Kellison was reacting to a decision Friday by the Burbank-Glendale-Pasadena Airport Authority to strip security officers of their powers to carry guns and make arrests after officials said they discovered a crucial error in a 1982 state law intended to permit the airport to hire a private law-enforcement force.

Victor J. Gill, community-relations manager for the airport authority, said of Kellison's remarks: "That's something for the lawyers to work on if it comes to that. . . . We haven't had anyone come forward challenging the cases."

The problem arose because the authority contracts with Lockheed Air Terminal Inc. to run the airport.
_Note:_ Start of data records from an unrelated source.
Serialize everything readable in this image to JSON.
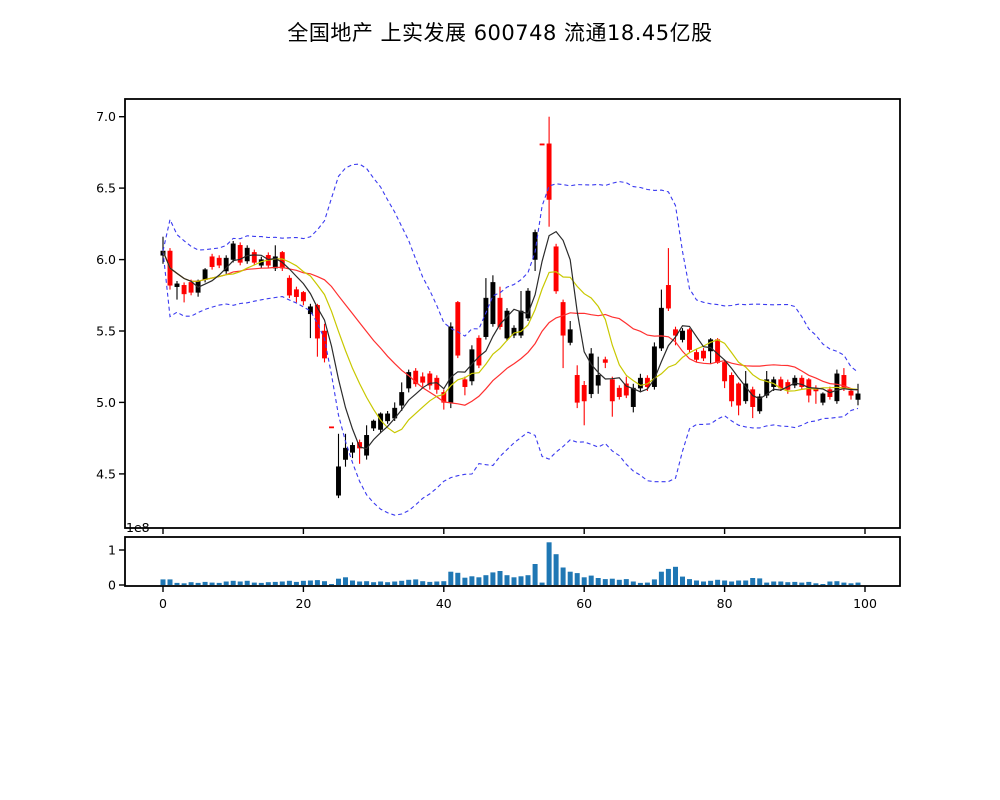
{
  "title": "全国地产  上实发展  600748  流通18.45亿股",
  "chart_data": {
    "type": "candlestick",
    "title": "全国地产  上实发展  600748  流通18.45亿股",
    "xlabel": "",
    "ylabel": "",
    "grid": false,
    "legend": "none",
    "x_axis": {
      "ticks": [
        0,
        20,
        40,
        60,
        80,
        100
      ],
      "lim": [
        -5.4,
        105.0
      ]
    },
    "price_axis": {
      "ticks": [
        7.0,
        6.5,
        6.0,
        5.5,
        5.0,
        4.5
      ],
      "lim": [
        4.12,
        7.13
      ]
    },
    "volume_axis": {
      "ticks": [
        0,
        1
      ],
      "lim": [
        0,
        1.4
      ],
      "offset_label": "1e8",
      "unit": 100000000
    },
    "colors": {
      "up": "#000000",
      "down": "#ff0000",
      "ma5": "#2b2b2b",
      "ma10": "#c8c800",
      "ma20": "#ff3030",
      "bollinger": "#3a3af0",
      "volume": "#1f77b4",
      "frame": "#000000",
      "background": "#ffffff"
    },
    "overlays": [
      {
        "name": "ma5",
        "type": "sma",
        "window": 5
      },
      {
        "name": "ma10",
        "type": "sma",
        "window": 10
      },
      {
        "name": "ma20",
        "type": "sma",
        "window": 20
      },
      {
        "name": "bollinger",
        "type": "bollinger",
        "window": 20,
        "k": 2,
        "style": "dashed"
      }
    ],
    "ohlc": [
      [
        6.03,
        6.16,
        5.97,
        6.06
      ],
      [
        6.06,
        6.08,
        5.79,
        5.82
      ],
      [
        5.81,
        5.85,
        5.72,
        5.83
      ],
      [
        5.82,
        5.84,
        5.7,
        5.76
      ],
      [
        5.84,
        5.86,
        5.75,
        5.77
      ],
      [
        5.77,
        5.86,
        5.74,
        5.85
      ],
      [
        5.86,
        5.94,
        5.84,
        5.93
      ],
      [
        6.02,
        6.04,
        5.93,
        5.95
      ],
      [
        6.01,
        6.03,
        5.94,
        5.96
      ],
      [
        5.92,
        6.03,
        5.9,
        6.01
      ],
      [
        6.0,
        6.13,
        5.98,
        6.11
      ],
      [
        6.1,
        6.12,
        5.96,
        5.98
      ],
      [
        5.99,
        6.1,
        5.97,
        6.08
      ],
      [
        6.05,
        6.07,
        5.96,
        5.98
      ],
      [
        5.96,
        6.02,
        5.94,
        6.0
      ],
      [
        6.03,
        6.05,
        5.94,
        5.96
      ],
      [
        5.94,
        6.1,
        5.92,
        6.02
      ],
      [
        6.05,
        6.06,
        5.92,
        5.94
      ],
      [
        5.87,
        5.89,
        5.73,
        5.75
      ],
      [
        5.79,
        5.81,
        5.7,
        5.74
      ],
      [
        5.77,
        5.78,
        5.68,
        5.71
      ],
      [
        5.62,
        5.69,
        5.45,
        5.67
      ],
      [
        5.68,
        5.69,
        5.32,
        5.45
      ],
      [
        5.5,
        5.55,
        5.28,
        5.31
      ],
      [
        4.83,
        4.83,
        4.83,
        4.83
      ],
      [
        4.35,
        4.78,
        4.33,
        4.55
      ],
      [
        4.6,
        4.78,
        4.55,
        4.68
      ],
      [
        4.65,
        4.72,
        4.61,
        4.7
      ],
      [
        4.72,
        4.74,
        4.57,
        4.68
      ],
      [
        4.63,
        4.84,
        4.6,
        4.77
      ],
      [
        4.82,
        4.88,
        4.8,
        4.87
      ],
      [
        4.81,
        4.93,
        4.79,
        4.92
      ],
      [
        4.87,
        4.94,
        4.85,
        4.92
      ],
      [
        4.89,
        5.0,
        4.87,
        4.96
      ],
      [
        4.98,
        5.14,
        4.94,
        5.07
      ],
      [
        5.1,
        5.23,
        5.07,
        5.21
      ],
      [
        5.22,
        5.24,
        5.11,
        5.13
      ],
      [
        5.18,
        5.21,
        5.11,
        5.14
      ],
      [
        5.2,
        5.22,
        5.09,
        5.12
      ],
      [
        5.17,
        5.19,
        5.06,
        5.09
      ],
      [
        5.07,
        5.09,
        4.95,
        5.0
      ],
      [
        5.0,
        5.56,
        4.96,
        5.53
      ],
      [
        5.7,
        5.71,
        5.31,
        5.33
      ],
      [
        5.16,
        5.18,
        5.05,
        5.11
      ],
      [
        5.15,
        5.4,
        5.12,
        5.37
      ],
      [
        5.45,
        5.47,
        5.24,
        5.26
      ],
      [
        5.46,
        5.87,
        5.44,
        5.73
      ],
      [
        5.55,
        5.89,
        5.53,
        5.84
      ],
      [
        5.73,
        5.81,
        5.51,
        5.53
      ],
      [
        5.45,
        5.66,
        5.43,
        5.64
      ],
      [
        5.47,
        5.54,
        5.45,
        5.52
      ],
      [
        5.47,
        5.78,
        5.45,
        5.64
      ],
      [
        5.59,
        5.8,
        5.57,
        5.78
      ],
      [
        6.0,
        6.21,
        5.92,
        6.19
      ],
      [
        6.81,
        6.81,
        6.81,
        6.81
      ],
      [
        6.81,
        7.0,
        6.23,
        6.42
      ],
      [
        6.09,
        6.11,
        5.76,
        5.78
      ],
      [
        5.7,
        5.72,
        5.24,
        5.47
      ],
      [
        5.42,
        5.57,
        5.4,
        5.51
      ],
      [
        5.19,
        5.26,
        4.96,
        5.0
      ],
      [
        5.12,
        5.15,
        4.84,
        5.01
      ],
      [
        5.06,
        5.38,
        5.03,
        5.34
      ],
      [
        5.12,
        5.32,
        5.06,
        5.19
      ],
      [
        5.3,
        5.32,
        5.24,
        5.28
      ],
      [
        5.16,
        5.18,
        4.9,
        5.01
      ],
      [
        5.1,
        5.12,
        5.02,
        5.04
      ],
      [
        5.13,
        5.18,
        5.03,
        5.05
      ],
      [
        4.97,
        5.13,
        4.93,
        5.1
      ],
      [
        5.1,
        5.2,
        5.07,
        5.17
      ],
      [
        5.17,
        5.19,
        5.08,
        5.11
      ],
      [
        5.11,
        5.42,
        5.09,
        5.39
      ],
      [
        5.38,
        5.79,
        5.36,
        5.66
      ],
      [
        5.82,
        6.08,
        5.64,
        5.66
      ],
      [
        5.51,
        5.53,
        5.4,
        5.47
      ],
      [
        5.44,
        5.52,
        5.42,
        5.5
      ],
      [
        5.51,
        5.52,
        5.35,
        5.37
      ],
      [
        5.35,
        5.37,
        5.28,
        5.3
      ],
      [
        5.36,
        5.38,
        5.29,
        5.31
      ],
      [
        5.36,
        5.45,
        5.27,
        5.44
      ],
      [
        5.44,
        5.45,
        5.27,
        5.28
      ],
      [
        5.28,
        5.3,
        5.1,
        5.15
      ],
      [
        5.19,
        5.21,
        4.97,
        5.01
      ],
      [
        5.13,
        5.14,
        4.91,
        4.98
      ],
      [
        5.01,
        5.22,
        4.99,
        5.13
      ],
      [
        5.09,
        5.11,
        4.89,
        4.97
      ],
      [
        4.94,
        5.06,
        4.92,
        5.04
      ],
      [
        5.05,
        5.22,
        5.03,
        5.16
      ],
      [
        5.11,
        5.18,
        5.08,
        5.16
      ],
      [
        5.16,
        5.18,
        5.08,
        5.1
      ],
      [
        5.14,
        5.16,
        5.06,
        5.09
      ],
      [
        5.12,
        5.19,
        5.1,
        5.17
      ],
      [
        5.17,
        5.19,
        5.09,
        5.11
      ],
      [
        5.16,
        5.17,
        5.0,
        5.05
      ],
      [
        5.1,
        5.12,
        4.99,
        5.08
      ],
      [
        5.0,
        5.07,
        4.98,
        5.06
      ],
      [
        5.09,
        5.11,
        5.02,
        5.04
      ],
      [
        5.01,
        5.23,
        4.99,
        5.2
      ],
      [
        5.19,
        5.24,
        5.08,
        5.1
      ],
      [
        5.08,
        5.1,
        5.02,
        5.05
      ],
      [
        5.02,
        5.13,
        4.98,
        5.06
      ]
    ],
    "volume_1e8": [
      0.16,
      0.16,
      0.06,
      0.05,
      0.08,
      0.06,
      0.09,
      0.07,
      0.06,
      0.1,
      0.12,
      0.1,
      0.12,
      0.07,
      0.06,
      0.08,
      0.09,
      0.1,
      0.12,
      0.09,
      0.12,
      0.13,
      0.14,
      0.11,
      0.03,
      0.18,
      0.22,
      0.13,
      0.1,
      0.11,
      0.08,
      0.1,
      0.08,
      0.1,
      0.12,
      0.15,
      0.16,
      0.11,
      0.09,
      0.1,
      0.11,
      0.38,
      0.35,
      0.21,
      0.25,
      0.22,
      0.28,
      0.36,
      0.4,
      0.28,
      0.22,
      0.25,
      0.28,
      0.6,
      0.07,
      1.22,
      0.88,
      0.5,
      0.38,
      0.34,
      0.22,
      0.27,
      0.2,
      0.17,
      0.18,
      0.15,
      0.17,
      0.1,
      0.06,
      0.07,
      0.16,
      0.38,
      0.46,
      0.52,
      0.24,
      0.17,
      0.13,
      0.1,
      0.12,
      0.15,
      0.13,
      0.1,
      0.13,
      0.13,
      0.2,
      0.19,
      0.07,
      0.1,
      0.1,
      0.08,
      0.09,
      0.07,
      0.09,
      0.05,
      0.03,
      0.1,
      0.11,
      0.07,
      0.05,
      0.07
    ]
  }
}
Because state law prohibits private companies from appointing law-enforcement officers, airport officials had a bill passed in 1982 that gave the airport authority the power to hire private peace officers.
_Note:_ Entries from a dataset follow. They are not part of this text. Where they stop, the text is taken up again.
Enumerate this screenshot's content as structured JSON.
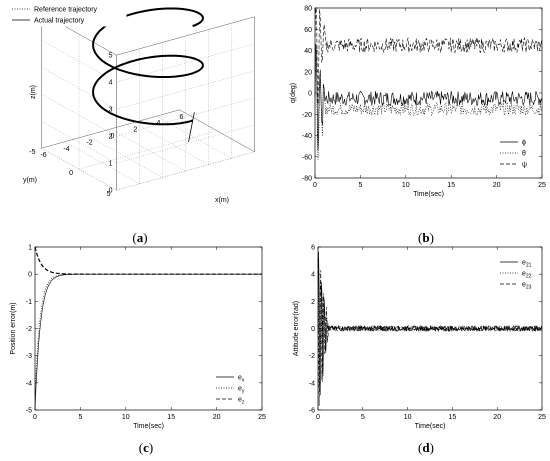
{
  "chart_data": [
    {
      "id": "a",
      "type": "line3d",
      "caption_open": "(",
      "caption_letter": "a",
      "caption_close": ")",
      "xlabel": "x(m)",
      "ylabel": "y(m)",
      "zlabel": "z(m)",
      "xticks": [
        "-6",
        "-4",
        "-2",
        "0",
        "2",
        "4",
        "6"
      ],
      "yticks": [
        "-5",
        "0",
        "5"
      ],
      "zticks": [
        "0",
        "1",
        "2",
        "3",
        "4",
        "5"
      ],
      "legend": [
        "Reference trajectory",
        "Actual trajectory"
      ],
      "legend_position": "top-left",
      "grid": true,
      "series": [
        {
          "name": "Reference trajectory",
          "style": "dotted",
          "description_points": "helix radius 5, z 0 to 5"
        },
        {
          "name": "Actual trajectory",
          "style": "solid"
        }
      ]
    },
    {
      "id": "b",
      "type": "line",
      "caption_open": "(",
      "caption_letter": "b",
      "caption_close": ")",
      "xlabel": "Time(sec)",
      "ylabel": "q(deg)",
      "xlim": [
        0,
        25
      ],
      "ylim": [
        -80,
        80
      ],
      "xticks": [
        "0",
        "5",
        "10",
        "15",
        "20",
        "25"
      ],
      "yticks": [
        "80",
        "60",
        "40",
        "20",
        "0",
        "-20",
        "-40",
        "-60",
        "-80"
      ],
      "legend": [
        "ϕ",
        "θ",
        "ψ"
      ],
      "legend_position": "bottom-right",
      "series": [
        {
          "name": "ϕ",
          "style": "solid",
          "mean": -5,
          "noise": 7
        },
        {
          "name": "θ",
          "style": "dotted",
          "mean": -15,
          "noise": 6
        },
        {
          "name": "ψ",
          "style": "dashed",
          "mean": 45,
          "noise": 7
        }
      ]
    },
    {
      "id": "c",
      "type": "line",
      "caption_open": "(",
      "caption_letter": "c",
      "caption_close": ")",
      "xlabel": "Time(sec)",
      "ylabel": "Position error(m)",
      "xlim": [
        0,
        25
      ],
      "ylim": [
        -5,
        1
      ],
      "xticks": [
        "0",
        "5",
        "10",
        "15",
        "20",
        "25"
      ],
      "yticks": [
        "1",
        "0",
        "-1",
        "-2",
        "-3",
        "-4",
        "-5"
      ],
      "legend": [
        "e",
        "e",
        "e"
      ],
      "legend_sub": [
        "x",
        "y",
        "z"
      ],
      "legend_position": "bottom-right",
      "series": [
        {
          "name": "ex",
          "style": "solid",
          "start": -5,
          "tau": 0.6
        },
        {
          "name": "ey",
          "style": "dotted",
          "start": -4.5,
          "tau": 0.55
        },
        {
          "name": "ez",
          "style": "dashed",
          "start": 1,
          "tau": 0.7
        }
      ]
    },
    {
      "id": "d",
      "type": "line",
      "caption_open": "(",
      "caption_letter": "d",
      "caption_close": ")",
      "xlabel": "Time(sec)",
      "ylabel": "Attitude error(rad)",
      "xlim": [
        0,
        25
      ],
      "ylim": [
        -6,
        6
      ],
      "xticks": [
        "0",
        "5",
        "10",
        "15",
        "20",
        "25"
      ],
      "yticks": [
        "6",
        "4",
        "2",
        "0",
        "-2",
        "-4",
        "-6"
      ],
      "legend": [
        "e",
        "e",
        "e"
      ],
      "legend_sub": [
        "21",
        "22",
        "23"
      ],
      "legend_position": "top-right",
      "series": [
        {
          "name": "e21",
          "style": "solid"
        },
        {
          "name": "e22",
          "style": "dotted"
        },
        {
          "name": "e23",
          "style": "dashed"
        }
      ]
    }
  ]
}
It was discovered last year, however, that the law did not apply to Burbank Airport's peace officers because they work for Lockheed and are therefore not directly employed by the airport authority, as specified in the legislation, Gill said.
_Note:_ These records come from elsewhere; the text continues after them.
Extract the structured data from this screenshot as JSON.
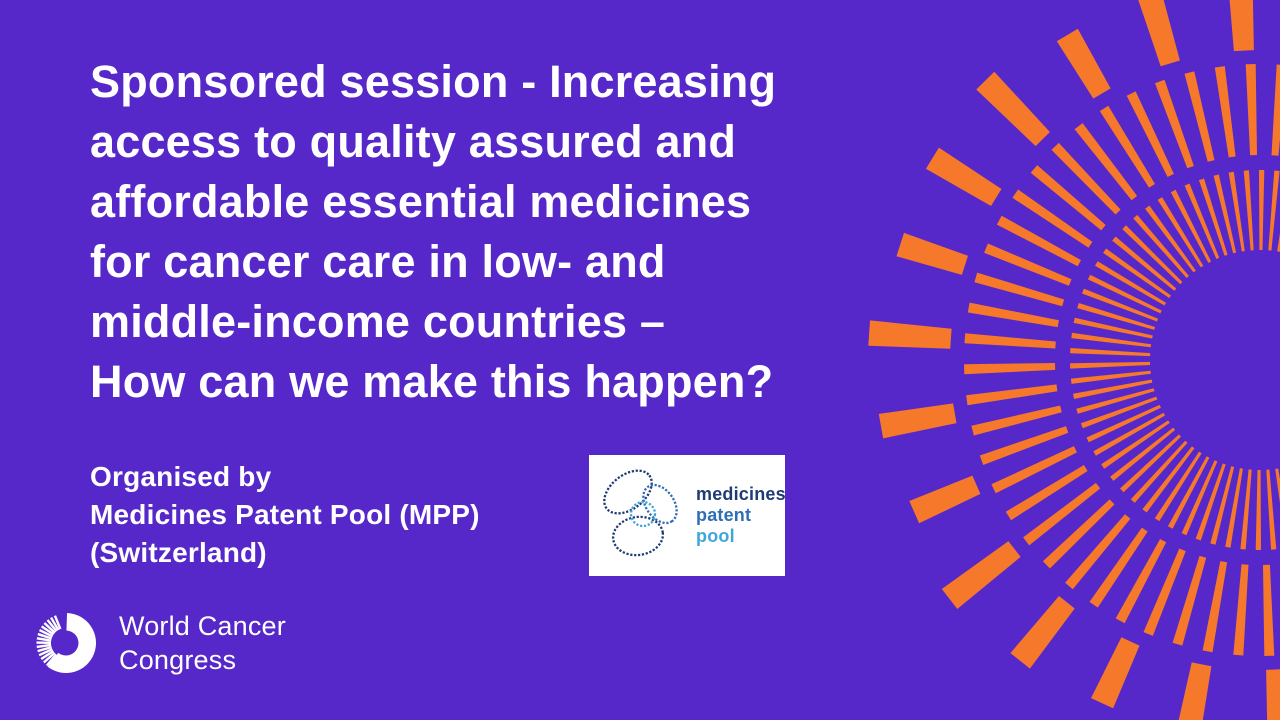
{
  "theme": {
    "background_purple": "#5628C9",
    "sunburst_orange": "#F5782B",
    "text_white": "#FFFFFF",
    "mpp_box_white": "#FFFFFF",
    "mpp_navy": "#1F3B73",
    "mpp_medium_blue": "#2E6FB5",
    "mpp_light_blue": "#3FA6DB"
  },
  "headline": {
    "lines": [
      "Sponsored session - Increasing",
      "access to quality assured and",
      "affordable essential medicines",
      "for cancer care in low- and",
      "middle-income countries –",
      "How can we make this happen?"
    ]
  },
  "organiser": {
    "lines": [
      "Organised by",
      "Medicines Patent Pool (MPP)",
      "(Switzerland)"
    ]
  },
  "mpp_logo": {
    "words": [
      {
        "text": "medicines",
        "color": "#1F3B73"
      },
      {
        "text": "patent",
        "color": "#2E6FB5"
      },
      {
        "text": "pool",
        "color": "#3FA6DB"
      }
    ]
  },
  "footer_logo": {
    "lines": [
      "World Cancer",
      "Congress"
    ]
  }
}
This situation was brought to the officials' attention when Kellison challenged the dismissal of peace officer Michael Ontiveros of San Fernando in May, 1986.

Ontiveros, who went to work at the airport in April, 1983, was dismissed after an incident at a bar near the airport. According to Richard Vacar, manager of airport affairs, Ontiveros was dancing "in a lewd manner" and was asked to leave by the bar's manager, who threatened to call authorities.

"The officer, in turn, pulled out his badge and said, 'I am the authorities', " Vacar said.

Kellison disputed that account, contending that Ontiveros merely told the bartender he was a law-enforcement officer and would be available if any problems arose.

Ontiveros was suspended April 26, 1986, and fired six days later, Kellison said. He was never given a hearing or shown documents with specific allegations against him, she said. Gill declined to discuss the Ontiveros case.

Kellison charged in Superior Court in Los Angeles last August that Ontiveros had been denied his due-process rights to a hearing under the state peace officers' procedural bill of rights. She sought his reinstatement, retroactive pay, damages for wrongful dismissal and a court stipulation that other airport security officers were covered by the state peace officers' bill of rights.

The airport authority responded that the peace officers' bill of rights did not apply to Ontiveros because he was employed by Lockheed, a private firm, Kellison said. This prompted her to question the legality of Lockheed employing peace officers under the 1982 law.

At this point, the airport authority sought to remedy what Vacar called "an incredible oversight" by having state Sen. Newton R. Russell (R-Glendale), who sponsored the 1982 legislation, submit an amendment to the measure to permit Lockheed to hire the peace officers and maintain the status quo. But the amendment was defeated last week in the Senate Judiciary Committee.

Kellison, who is still pursuing Ontiveros' appeal of his dismissal, criticized the airport authority for waiting a year to take action after learning that their law-enforcement officers apparently lacked the legal authority to make arrests and issue tickets.

Gill responded: "The authority was seeking to address the situation and did not see any reason to think the status was radically changed until a remedy was denied" in the Legislature.

The Federal Aviation Administration requires the airport to retain peace officers to enforce regulations against passengers boarding aircraft with weapons and to perform other law-enforcement duties.

Four off-duty Burbank police officers have now been hired temporarily at $34.75 an hour to work the two security checkpoints leading to passenger gates.